Lander wasn’t convinced by these arguments. In his affidavit, he argued that Spire should be required to undo the actions that make its customers dependent “on a pipeline that no longer has a valid certificate, rather than use its statements of self-inflicted risk to lay the problem at the feet of federal regulators and speak generally of the expense and difficulty of remedying its errors.”
FERC has not yet announced whether it will consider a new certificate based on whether the pipeline was needed in 2017, when it was initially approved, or based on current need — now that Spire has made changes to its system to make the pipeline more necessary.
“A Quagmire Of FERC’s Own Making”
In the short term, local officials and lawmakers are working to minimize the harm already caused by Spire’s actions, while federal regulators decide whether to reissue a certificate for the pipeline to continue to operate.
Some of Bush’s demands have already been met, such as FERC agreeing to conduct a new environmental assessment of the project. Bush called this step “a critical victory for our community” in a statement to us.
“In the short term, our focus is to ensure that not one person’s heating is shut off this winter as a result of this pipeline,” she said. “As we move forward, we will continue to work to end our reliance on fossil fuels that endanger the health and safety of communities like St. Louis.”
Spire, meanwhile, has aggressively lobbied to entrench natural gas interests. Last year, the company pushed a bill through the Missouri state legislature that prohibited localities from banning natural gas in new buildings and created a “renewable natural gas” program.
In the long term, environmental advocates and lawmakers say that the Spire case shows exactly why FERC’s pipeline approval process needs to be radically reformed.
“The Spire case is a unique situation of several failings of FERC policy collapsing on top of each other, to create a real quagmire of FERC’s own making,” said Giannetti.

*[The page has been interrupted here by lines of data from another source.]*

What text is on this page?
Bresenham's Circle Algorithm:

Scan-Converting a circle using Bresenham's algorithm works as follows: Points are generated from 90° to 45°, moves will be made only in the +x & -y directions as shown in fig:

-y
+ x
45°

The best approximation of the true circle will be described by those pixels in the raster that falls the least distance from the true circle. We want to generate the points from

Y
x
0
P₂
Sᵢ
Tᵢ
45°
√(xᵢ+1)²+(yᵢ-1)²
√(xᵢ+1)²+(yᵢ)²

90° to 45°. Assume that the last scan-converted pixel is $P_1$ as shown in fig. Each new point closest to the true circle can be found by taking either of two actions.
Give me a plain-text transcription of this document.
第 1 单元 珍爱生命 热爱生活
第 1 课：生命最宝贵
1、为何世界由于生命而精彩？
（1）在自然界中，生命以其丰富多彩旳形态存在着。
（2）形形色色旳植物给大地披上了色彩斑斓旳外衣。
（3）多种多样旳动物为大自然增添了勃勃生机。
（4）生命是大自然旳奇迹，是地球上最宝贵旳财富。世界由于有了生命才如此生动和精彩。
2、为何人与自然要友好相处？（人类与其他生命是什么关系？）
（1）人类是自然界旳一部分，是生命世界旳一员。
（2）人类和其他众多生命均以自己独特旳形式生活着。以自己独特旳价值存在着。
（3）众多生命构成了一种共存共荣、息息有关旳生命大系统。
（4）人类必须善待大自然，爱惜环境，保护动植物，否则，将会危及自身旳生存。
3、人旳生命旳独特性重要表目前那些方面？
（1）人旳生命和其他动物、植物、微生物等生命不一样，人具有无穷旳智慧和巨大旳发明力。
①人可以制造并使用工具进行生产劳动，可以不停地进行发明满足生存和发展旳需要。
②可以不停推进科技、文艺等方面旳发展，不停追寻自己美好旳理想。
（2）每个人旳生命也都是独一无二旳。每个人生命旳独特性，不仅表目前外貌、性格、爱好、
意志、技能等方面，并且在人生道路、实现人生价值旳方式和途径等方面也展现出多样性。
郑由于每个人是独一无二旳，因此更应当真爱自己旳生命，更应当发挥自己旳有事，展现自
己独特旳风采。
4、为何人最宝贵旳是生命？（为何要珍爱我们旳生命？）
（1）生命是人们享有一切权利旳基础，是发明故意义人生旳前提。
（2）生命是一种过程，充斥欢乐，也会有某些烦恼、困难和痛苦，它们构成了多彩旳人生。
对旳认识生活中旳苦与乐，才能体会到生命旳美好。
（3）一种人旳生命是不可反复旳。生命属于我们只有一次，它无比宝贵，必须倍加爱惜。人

One such failing, she said, was that “the landowners and challengers didn’t get their day in court to challenge this pipeline until well after it had already been built.” When FERC approves interstate pipelines like the Spire STL, it grants the pipeline company the right to go to court and seize private land along the route via eminent domain. In this case, while the pipeline was tied up in legal proceedings, FERC allowed construction and land acquisition to continue, so that by the time a court revoked its approval, the pipeline was already in the ground.
Now, landowners in Missouri and Illinois are filing lawsuits to have the pipeline permanently shut down and retrieve their land, even though some of it has been irreparably damaged.
Giannetti is part of a chorus of activists and politicians calling for FERC reform. Representative Jamie Raskin (D-MD), who chairs the House Oversight and Reform Committee, has used his position to conduct investigations into the use of eminent domain by natural gas pipeline companies.
Already, FERC chairman Glick has said that he wants the agency to consider the impacts of climate change when assessing new natural gas pipelines.
In the next few months, FERC is expected to publish an updated natural gas policy statement, the first such update since 1999. That policy document isn’t a regulation, but it is the “implementation guide for how FERC interprets its legal responsibilities,” explained Giannetti.
Even if the recent federal court ruling on Spire doesn’t serve as an important legal precedent, given the unique facts of the case, it may have sent a message to FERC on the need for reform.
“I think that decision will be held up by FERC as one of the reasons it needs to change its current approach to reviewing pipeline applications,” said Peskoe, the Harvard law professor.